Ambos os opositores aparentes do Ocidente assentam numa base económica muito
frágil – tal e qual como as economias altamente endividadas da Europa Ocidental
e dos Estados Unidos. Nem a Rússia nem a China têm uma dinâmica de acumulação
interna resultante da valorização auto-sustentável do capital na produção de
mercadorias. A estabilização sócio-económica da Federação Russa sob Putin é
devida à orientação do país para a exportação de matérias-primas, cujas receitas
agora já não são totalmente extorquidas para fora do país por uma casta
oligárquica voraz. O sector das matérias-primas – para além da indústria de
armamento – constitui a única indústria da Rússia que é competitiva
internacionalmente, enquanto os restantes sectores económicos, que sofrem de um
enorme sub-investimento, nunca recuperaram do colapso do socialismo de Estado. A
economia da Rússia está, portanto, dependente ao mais alto grau da evolução da
conjuntura económica no centro do sistema mundial, que influencia decisivamente
os preços das matérias-primas.
Durante anos
foi a dependência da China dos centros do sistema mundial nos elevados
excedentes comerciais que actuou como propulsor económico e fonte de divisas e
só ela permitiu a modernização capitalista tempestuosa do país. Após a eclosão
da crise de 2008, a República Popular está numa conjuntura económica de déficit
promovida pelo investimento, caracterizada pelas bolhas de dívida que aumenta
cada vez mais rapidamente. O boom do investimento e da construção financiados
pelo crédito na China, que catapultou a dívida total do país entre 2008 e início
de 2014 de cerca de 150 por cento do PIB para quase 250 por cento, vai de braço
dado com o crescimento explosivo do sector bancário sombra, onde os créditos são
concedidos de forma completamente desregulada – e de cuja extensão realmente
ninguém pode dar um número preciso.

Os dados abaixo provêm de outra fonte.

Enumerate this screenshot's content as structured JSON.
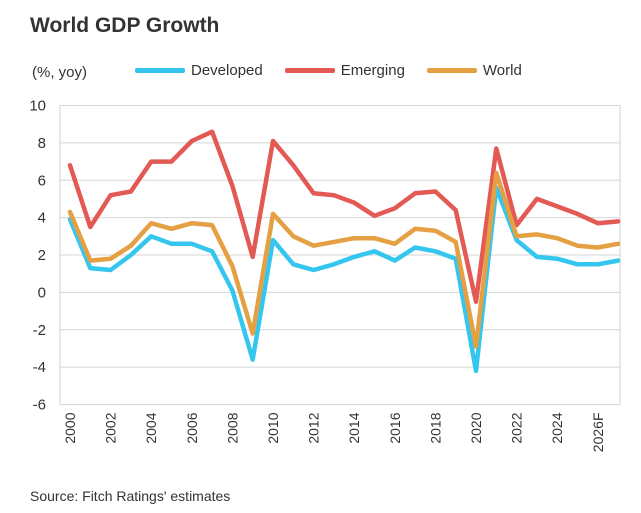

As estimativas variam aqui entre um volume
de mercado equivalente a 2,5 biliões de euros (cerca de 40 por cento do PIB da
China!) e 4,4 biliões de euros. O Estado chinês há muito que se tornou
prisioneiro de dinâmica da dívida: ele só pode tentar atrasar o pânico do
estouro da bolha – à custa da continuação do seu inchaço.
A crise
mundial do capital, que devido aos contínuos aumentos de produtividade na
produção de mercadorias embate no "limite interno" (Robert Kurz) da sua
capacidade de desenvolvimento, desenrola assim também o seu efeito devastador
nos países de capitalismo de Estado da semi-periferia. Por isso também a
analogia feita no início do texto com a época do imperialismo no século XIX
apenas na superfície geopolítica é válida, enquanto é a crise sistémica que mina
continuamente as entranhas da produção de mercadorias do capitalismo tardio.
China e
Rússia também estão marcadas por grandes contradições internas e enormes
convulsões sociais e pelo conflito latente em crescendo que traz consigo a
divisão social da sociedade. A China está literalmente dependente de altas taxas
de crescimento para que o descontentamento em fermentação não se transforme em
rebelião aberta. O mesmo se aplica à Rússia, que só pode manter sob controlo a
instabilidade sócio- económica latente através da venda a bom preço das
matérias-primas.
Os aparelhos
de Estado autoritários de ambos os países são, portanto, um sinal da fraqueza
estrutural e não da força das duas economias. Rússia e China já não podem tomar
o caminho das economias capitalistas ocidentais para um capitalismo liberal de
mercado, porque a dinâmica da crise as mantém aprisionadas na fase de
desenvolvimento de capitalismo de Estado. O Estado na semi-periferia só a muito
custo consegue manter a sua função de "capitalista colectivo ideal": aqui, o
aparelho do Estado em geral tem dificuldade em optimizar as condições de
valorização a nível do conjunto da sociedade – se necessário à custa de frações
individuais de capital. Em vez disso, estes Estados da semi-periferia, muitas
vezes agindo como capitalistas colectivos verdadeiros, degeneram no saque de
tudo o que apanham e – numa paródia mordaz da nomenklatura do socialismo de
Estado – produzem uma classe de capitalistas de Estado.
A vitória de
Putin sobre a oligarquia predadora da transformação foi comprada com o advento
de uma oligarquia estatal emergente do ministério da energia e do aparelho de
segurança, cuja riqueza e poder crescem fora do controlo das empresas públicas.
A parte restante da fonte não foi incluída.